Shilla pun segera memasukki kelas dengan kesal. Bisa-bisanya Cakka berlaku kasar dengannya tadi? Amarah Shilla sudah sampai di ubun-ubun. Belum lagi, ia sempat berpapasan dengan Acha di pintu kelas. Shilla makin kesal saja. Acha berlalu dari hadapannya dengan riang. Membawakan Cakka sandwich dan menyuapinya tadi sudah membuat Acha puas. Shilla yang memang tak mengerti insiden tadi pun hanya diam saja. Bagaimana kalau Shilla mengetahui insiden tadi? Sudah pasti ia akan mendamprat Acha habis-habisan.
^^^
Agni yang melihat Cakka berlarian di depan kelasnya pun segera keluar dan menghampiri Cakka. Ia berusaha mensejajarkan langkahnya dengan Cakka. Susah. Cakka berjalan dengan tergesa-gesa dan sepertinya, Cakka emosi. Emosi untuk apa? Ia sendiri tak tahu. Cakka terus berjalan di belakang Alvin dan Oik serta memandang mereka lekat-lekat. Agni pun mengedarkan pandangannya. Akhirnya ia tau apa yang membuat Cakka jalan dengan tergesa-gesa. Agni berdecak kesal. Lagi-lagi Oik, pikirnya. Cakka masih tak sadar kalau Agni berada di sampingnya.

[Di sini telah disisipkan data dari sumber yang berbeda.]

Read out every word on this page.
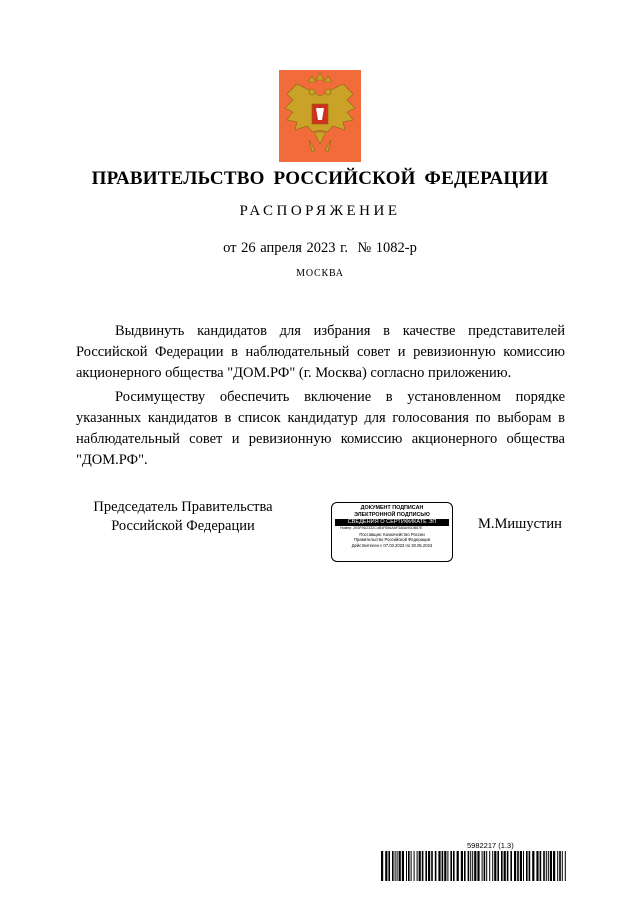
ПРАВИТЕЛЬСТВО РОССИЙСКОЙ ФЕДЕРАЦИИ
РАСПОРЯЖЕНИЕ
от 26 апреля 2023 г. № 1082-р
МОСКВА

Выдвинуть кандидатов для избрания в качестве представителей Российской Федерации в наблюдательный совет и ревизионную комиссию акционерного общества "ДОМ.РФ" (г. Москва) согласно приложению.

Росимуществу обеспечить включение в установленном порядке указанных кандидатов в список кандидатур для голосования по выборам в наблюдательный совет и ревизионную комиссию акционерного общества "ДОМ.РФ".

Председатель Правительства
Российской Федерации
ДОКУМЕНТ ПОДПИСАН
ЭЛЕКТРОННОЙ ПОДПИСЬЮ
СВЕДЕНИЯ О СЕРТИФИКАТЕ ЭП
Номер: 2E6F9D2332C4B4F856A6F3ABA90DB67E
Поставщик: Казначейство России
Правительство Российской Федерации
Действителен с 07.03.2023 по 30.05.2024
М.Мишустин
5982217 (1.3)
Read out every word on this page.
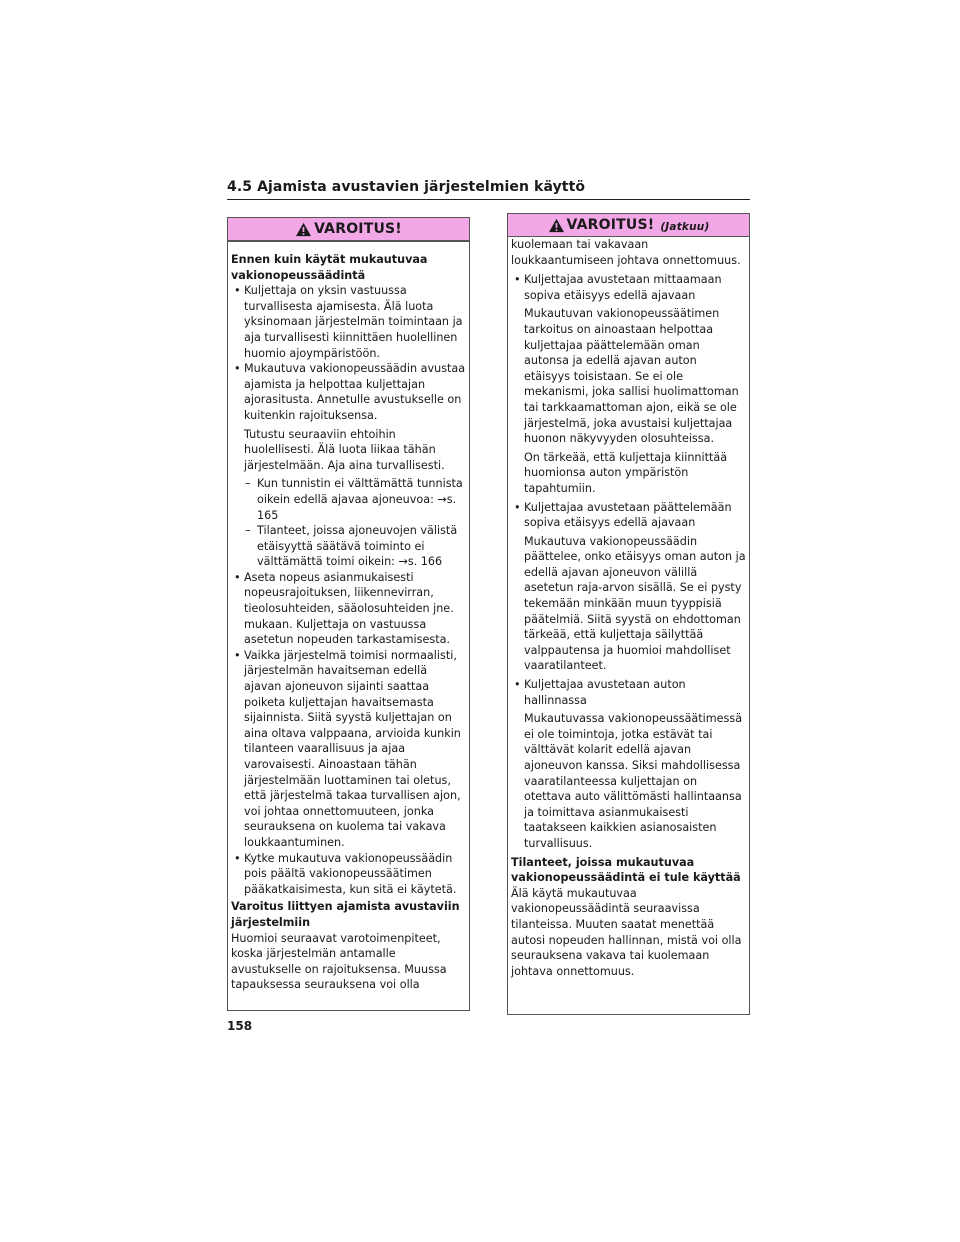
4.5 Ajamista avustavien järjestelmien käyttö
VAROITUS!
Ennen kuin käytät mukautuvaa vakionopeussäädintä
• Kuljettaja on yksin vastuussa turvallisesta ajamisesta. Älä luota yksinomaan järjestelmän toimintaan ja aja turvallisesti kiinnittäen huolellinen huomio ajoympäristöön.
• Mukautuva vakionopeussäädin avustaa ajamista ja helpottaa kuljettajan ajorasitusta. Annetulle avustukselle on kuitenkin rajoituksensa.
Tutustu seuraaviin ehtoihin huolellisesti. Älä luota liikaa tähän järjestelmään. Aja aina turvallisesti.
– Kun tunnistin ei välttämättä tunnista oikein edellä ajavaa ajoneuvoa: →s. 165
– Tilanteet, joissa ajoneuvojen välistä etäisyyttä säätävä toiminto ei välttämättä toimi oikein: →s. 166
• Aseta nopeus asianmukaisesti nopeusrajoituksen, liikennevirran, tieolosuhteiden, sääolosuhteiden jne. mukaan. Kuljettaja on vastuussa asetetun nopeuden tarkastamisesta.
• Vaikka järjestelmä toimisi normaalisti, järjestelmän havaitseman edellä ajavan ajoneuvon sijainti saattaa poiketa kuljettajan havaitsemasta sijainnista. Siitä syystä kuljettajan on aina oltava valppaana, arvioida kunkin tilanteen vaarallisuus ja ajaa varovaisesti. Ainoastaan tähän järjestelmään luottaminen tai oletus, että järjestelmä takaa turvallisen ajon, voi johtaa onnettomuuteen, jonka seurauksena on kuolema tai vakava loukkaantuminen.
• Kytke mukautuva vakionopeussäädin pois päältä vakionopeussäätimen pääkatkaisimesta, kun sitä ei käytetä.
Varoitus liittyen ajamista avustaviin järjestelmiin
Huomioi seuraavat varotoimenpiteet, koska järjestelmän antamalle avustukselle on rajoituksensa. Muussa tapauksessa seurauksena voi olla
VAROITUS! (Jatkuu)
kuolemaan tai vakavaan loukkaantumiseen johtava onnettomuus.
• Kuljettajaa avustetaan mittaamaan sopiva etäisyys edellä ajavaan
Mukautuvan vakionopeussäätimen tarkoitus on ainoastaan helpottaa kuljettajaa päättelemään oman autonsa ja edellä ajavan auton etäisyys toisistaan. Se ei ole mekanismi, joka sallisi huolimattoman tai tarkkaamattoman ajon, eikä se ole järjestelmä, joka avustaisi kuljettajaa huonon näkyvyyden olosuhteissa.
On tärkeää, että kuljettaja kiinnittää huomionsa auton ympäristön tapahtumiin.
• Kuljettajaa avustetaan päättelemään sopiva etäisyys edellä ajavaan
Mukautuva vakionopeussäädin päättelee, onko etäisyys oman auton ja edellä ajavan ajoneuvon välillä asetetun raja-arvon sisällä. Se ei pysty tekemään minkään muun tyyppisiä päätelmiä. Siitä syystä on ehdottoman tärkeää, että kuljettaja säilyttää valppautensa ja huomioi mahdolliset vaaratilanteet.
• Kuljettajaa avustetaan auton hallinnassa
Mukautuvassa vakionopeussäätimessä ei ole toimintoja, jotka estävät tai välttävät kolarit edellä ajavan ajoneuvon kanssa. Siksi mahdollisessa vaaratilanteessa kuljettajan on otettava auto välittömästi hallintaansa ja toimittava asianmukaisesti taatakseen kaikkien asianosaisten turvallisuus.
Tilanteet, joissa mukautuvaa vakionopeussäädintä ei tule käyttää
Älä käytä mukautuvaa vakionopeussäädintä seuraavissa tilanteissa. Muuten saatat menettää autosi nopeuden hallinnan, mistä voi olla seurauksena vakava tai kuolemaan johtava onnettomuus.
158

Cakka terus saja mengikuti Oik dan Alvin. Oik dan Alvin berjalan terus tanpa mengetahui ada Cakka dan Agni di belakang mereka. Oik dan Alvin berhenti di taman sekolah. Cukup ramai di sana. Ada beberapa adik kelas juga di sana. Oik dan Alvin segera duduk di salah satu bangku taman. Oik mendongakkan kepalanya seraya menutup matanya. Alvin hanya diam memandangnya. Tiba-tiba, dua makhluk tak diundang datang menghampiri Oik dan Alvin. Sontak, Oik menoleh ke arah mereka. Oik kembali memasang wajah kesal begitu mengetahui kalau mereka Cakka dan Agni. Oik tak masalah dengan Agni, ia hanya kesal dengan Cakka.

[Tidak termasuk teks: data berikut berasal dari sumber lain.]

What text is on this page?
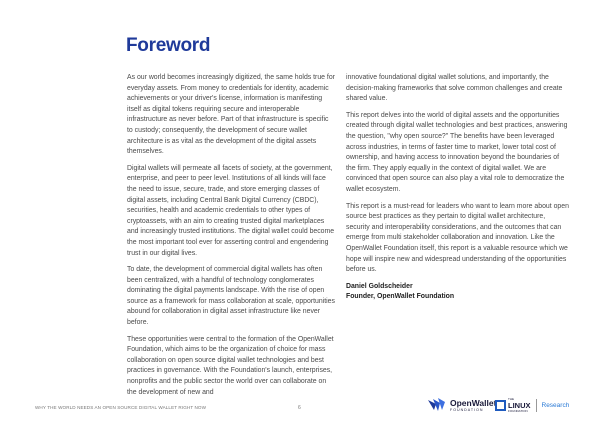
Foreword

As our world becomes increasingly digitized, the same holds true for everyday assets. From money to credentials for identity, academic achievements or your driver's license, information is manifesting itself as digital tokens requiring secure and interoperable infrastructure as never before. Part of that infrastructure is specific to custody; consequently, the development of secure wallet architecture is as vital as the development of the digital assets themselves.

Digital wallets will permeate all facets of society, at the government, enterprise, and peer to peer level. Institutions of all kinds will face the need to issue, secure, trade, and store emerging classes of digital assets, including Central Bank Digital Currency (CBDC), securities, health and academic credentials to other types of cryptoassets, with an aim to creating trusted digital marketplaces and increasingly trusted institutions. The digital wallet could become the most important tool ever for asserting control and engendering trust in our digital lives.

To date, the development of commercial digital wallets has often been centralized, with a handful of technology conglomerates dominating the digital payments landscape. With the rise of open source as a framework for mass collaboration at scale, opportunities abound for collaboration in digital asset infrastructure like never before.

These opportunities were central to the formation of the OpenWallet Foundation, which aims to be the organization of choice for mass collaboration on open source digital wallet technologies and best practices in governance. With the Foundation's launch, enterprises, nonprofits and the public sector the world over can collaborate on the development of new and

innovative foundational digital wallet solutions, and importantly, the decision-making frameworks that solve common challenges and create shared value.

This report delves into the world of digital assets and the opportunities created through digital wallet technologies and best practices, answering the question, "why open source?" The benefits have been leveraged across industries, in terms of faster time to market, lower total cost of ownership, and having access to innovation beyond the boundaries of the firm. They apply equally in the context of digital wallet. We are convinced that open source can also play a vital role to democratize the wallet ecosystem.

This report is a must-read for leaders who want to learn more about open source best practices as they pertain to digital wallet architecture, security and interoperability considerations, and the outcomes that can emerge from multi stakeholder collaboration and innovation. Like the OpenWallet Foundation itself, this report is a valuable resource which we hope will inspire new and widespread understanding of the opportunities before us.

Daniel Goldscheider

Founder, OpenWallet Foundation

WHY THE WORLD NEEDS AN OPEN SOURCE DIGITAL WALLET RIGHT NOW	6
OpenWallet
FOUNDATION
THE
LINUX
FOUNDATION
Research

Dengan cepat, Cakka duduk di samping Oik. Oik mengalihkan pandangannya dengan malas. Karena tak dapat tempat, akhirnya Agni memutuskan untuk berdiri saja dengan terus memandang ke arah Cakka dan Oik. Oik masih diam, tak menggubris pertanyaan-pertanyaan yang Cakka lontarkan padanya, “Ik, kenapa sih? Gue punya salah ya sama lo? Ngomong dong! Gue ga kan ngerti.. Kasih tau gue apa salah gue” mohon Cakka. Oik kembali memutar bola matanya. Sedetik kemudian, Oik berlalu dari hadapan Cakka, Alvin, dan Agni.

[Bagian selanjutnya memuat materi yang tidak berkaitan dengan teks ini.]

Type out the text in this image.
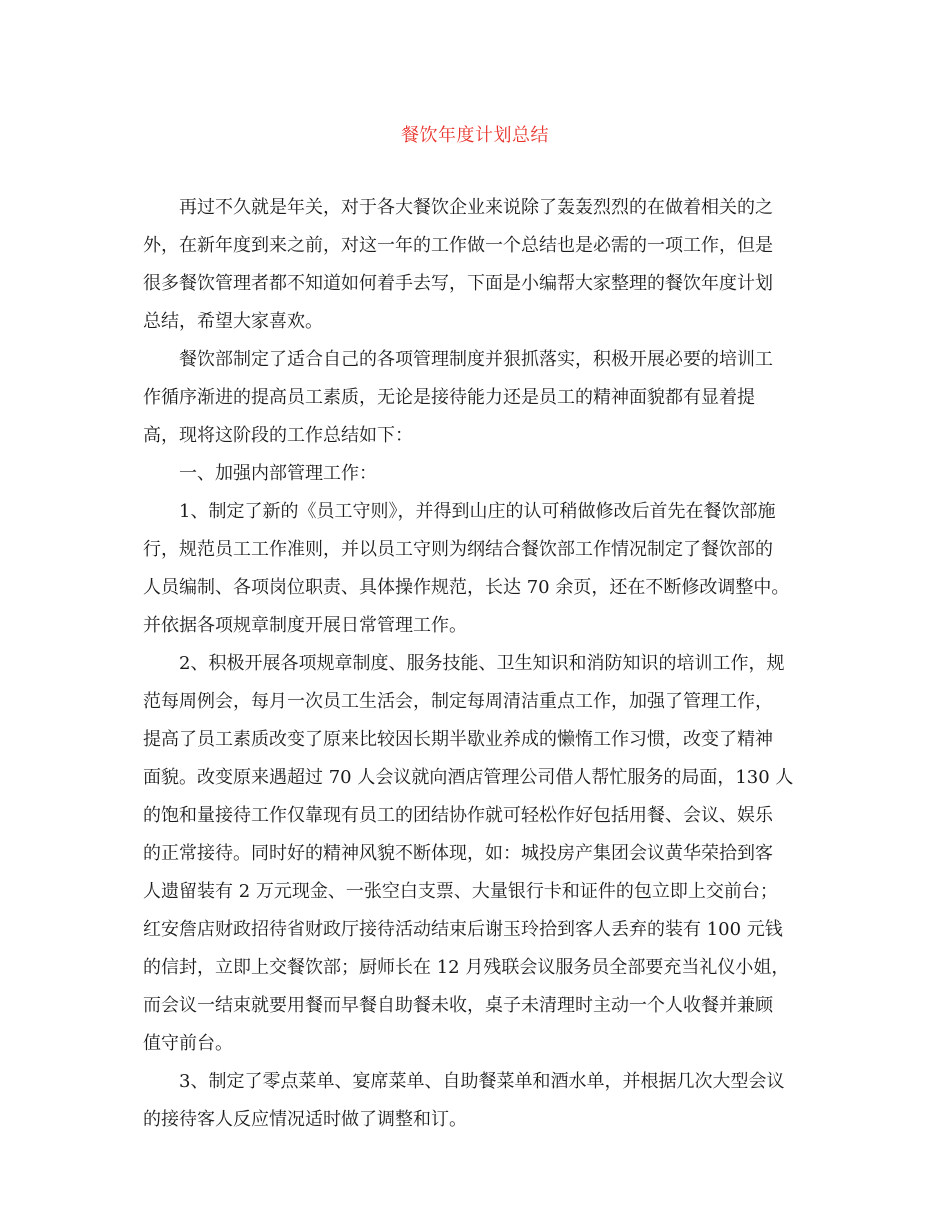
餐饮年度计划总结
再过不久就是年关，对于各大餐饮企业来说除了轰轰烈烈的在做着相关的之
外，在新年度到来之前，对这一年的工作做一个总结也是必需的一项工作，但是
很多餐饮管理者都不知道如何着手去写，下面是小编帮大家整理的餐饮年度计划
总结，希望大家喜欢。
餐饮部制定了适合自己的各项管理制度并狠抓落实，积极开展必要的培训工
作循序渐进的提高员工素质，无论是接待能力还是员工的精神面貌都有显着提
高，现将这阶段的工作总结如下：
一、加强内部管理工作：
1、制定了新的《员工守则》，并得到山庄的认可稍做修改后首先在餐饮部施
行，规范员工工作准则，并以员工守则为纲结合餐饮部工作情况制定了餐饮部的
人员编制、各项岗位职责、具体操作规范，长达 70 余页，还在不断修改调整中。
并依据各项规章制度开展日常管理工作。
2、积极开展各项规章制度、服务技能、卫生知识和消防知识的培训工作，规
范每周例会，每月一次员工生活会，制定每周清洁重点工作，加强了管理工作，
提高了员工素质改变了原来比较因长期半歇业养成的懒惰工作习惯，改变了精神
面貌。改变原来遇超过 70 人会议就向酒店管理公司借人帮忙服务的局面，130 人
的饱和量接待工作仅靠现有员工的团结协作就可轻松作好包括用餐、会议、娱乐
的正常接待。同时好的精神风貌不断体现，如：城投房产集团会议黄华荣拾到客
人遗留装有 2 万元现金、一张空白支票、大量银行卡和证件的包立即上交前台；
红安詹店财政招待省财政厅接待活动结束后谢玉玲拾到客人丢弃的装有 100 元钱
的信封，立即上交餐饮部；厨师长在 12 月残联会议服务员全部要充当礼仪小姐，
而会议一结束就要用餐而早餐自助餐未收，桌子未清理时主动一个人收餐并兼顾
值守前台。
3、制定了零点菜单、宴席菜单、自助餐菜单和酒水单，并根据几次大型会议
的接待客人反应情况适时做了调整和订。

Cakka berdecak kesal dan segera mengejar Oik, tak memperdulikan Alvin dan Agni. Alvin dan Agni masih diam di tempat. Sesekali pandangan mereka bertemu. Hingga akhirnya, mereka berdua memutuskan untuk kembali ke kelas. Anehnya, bel pertanda pembelajaran dimulai ak kunjung berbunyi mulai tadi. Sekilas Agni melirik ke arah jam tangan yang bertengger indah di tangannya. Matanya terbelalak kaget, “Udah jam delapan loh, Vin. Kok ga bunyi sih belnya?” pekiknya kaget. Alvin mengangkat bahunya dengan cuek.
^^^
Oik berhenti di dekat gudang sekolah. Ia memang suka menyendiri di sana. Oik menghempaskan tubuh mungilnya di salah satu kursi yang menghadap ke taman sekolah. Pikirannya melayang entah ke mana. Sampai-sampai ia tak kunjung sadar kalau Cakka sudah duduk tepat di sampingnya. Cakka masih asyik memandangi Oik yang sedang melamun sambil memasang wajah polosnya. Entah ada dorongan dari mana, Oik sadar dari lamunannya. Segera ia menengok ke sampingnya. Betapa kagetnya ia ketika mendapati Cakka sudah duduk di sampingnya dengan tenang.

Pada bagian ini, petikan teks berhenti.